Ok, I made it till the end of the cast section, but it's 4 am so I'm going to sleep, I'll pick this back up at a later time. Xeworlebi (talk) 02:58, 8 January 2011 (UTC)
Part 2 of a more in-dept and on prose based review:
- "A Stargate SG-1 writer at the time, he asked series director Martin Wood if there was a potential to a series" weird structure, maybe change to "he asked director Martin Wood, a Stargate SG-1 writer at the time, if there was potential for a series"
- "According to actress and executive producer, the season" which? Tapping I assume
- "All episodes of the first season were written by Sam Egan and Damian Kindler." drop the "Damien"
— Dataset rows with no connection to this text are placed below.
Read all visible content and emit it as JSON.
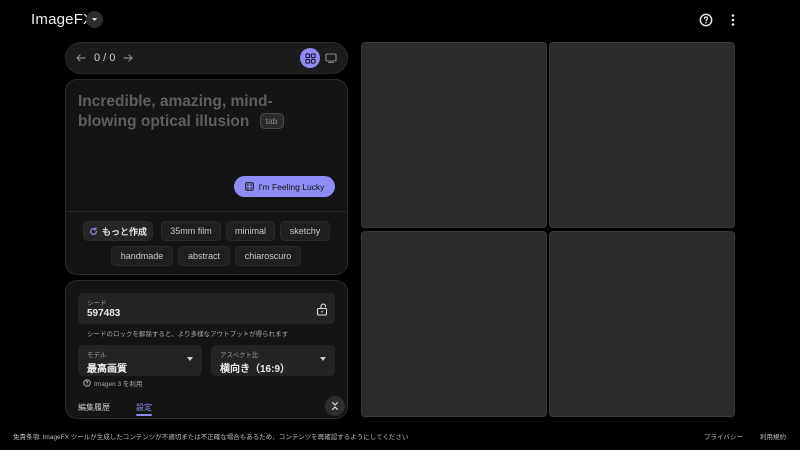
{
  "header": {
    "app_title": "ImageFX",
    "switcher_icon": "chevron-down-icon",
    "help_icon": "help-circle-icon",
    "more_icon": "more-vert-icon"
  },
  "navigation": {
    "counter": "0 / 0",
    "prev_icon": "arrow-left-icon",
    "next_icon": "arrow-right-icon",
    "view_grid_icon": "grid-view-icon",
    "view_single_icon": "single-view-icon",
    "active_view": "grid"
  },
  "prompt": {
    "text": "Incredible, amazing, mind-blowing optical illusion",
    "tab_hint": "tab",
    "lucky_button": "I'm Feeling Lucky",
    "lucky_icon": "dice-icon"
  },
  "chips": {
    "more_button": "もっと作成",
    "more_icon": "refresh-icon",
    "styles": [
      "35mm film",
      "minimal",
      "sketchy",
      "handmade",
      "abstract",
      "chiaroscuro"
    ]
  },
  "settings": {
    "seed_label": "シード",
    "seed_value": "597483",
    "seed_lock_icon": "unlock-icon",
    "seed_hint": "シードのロックを解除すると、より多様なアウトプットが得られます",
    "model_label": "モデル",
    "model_value": "最高画質",
    "aspect_label": "アスペクト比",
    "aspect_value": "横向き（16:9）",
    "model_note": "Imagen 3 を利用",
    "model_note_icon": "help-circle-icon",
    "tab_history": "編集履歴",
    "tab_settings": "設定",
    "active_tab": "settings",
    "collapse_icon": "collapse-icon"
  },
  "gallery": {
    "slot_count": 4
  },
  "footer": {
    "disclaimer": "免責条項: ImageFX ツールが生成したコンテンツが不適切または不正確な場合もあるため、コンテンツを再確認するようにしてください",
    "privacy": "プライバシー",
    "terms": "利用規約"
  },
  "colors": {
    "background": "#000000",
    "panel": "#141414",
    "accent": "#8f8cf5",
    "placeholder": "#2b2b2b",
    "prompt_text": "#5f5f5f"
  }
}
- "The season was given a budget of an estimated $21 million." structure weird, maybe change to "The season was given a an estimated budget of $21 million
- "Director Martin Wood contributed to the story of", drop the "Martin" and delink his name
- "incorporarting" typo (incorporating)
- ""The Five" become a significant part of the series mythology" change to "became"
- "inadverdantly" typo (inadvertently)
- Red One cameras shoot in 4K resolution, maybe add this link to the article, also, "resolutions up to 4096 horizontal by 2048 vertical pixels" just sounds weird
- "Martin Wood directed eight of the thirteen episodes" drop the "Martin"
- "elaborate sets are not built for the scenes to be filmed" change to "were not built"
- "reorganising" still British spelling (tool didn't catch that)
- "preffered" typo (preferred)
- (image) "decomissioned" typo (decommissioned)
- "Intead" typo (Instead)
- "Robin Dunne wore a muscle suit that was previously" drop the "Robin"
- "were produced by Sanctuary's art depart" use {{'s}} and de-italicize the 's
- "mannaquins" typo (mannequins)
- "The first season, was broadcast" why is there a comma here?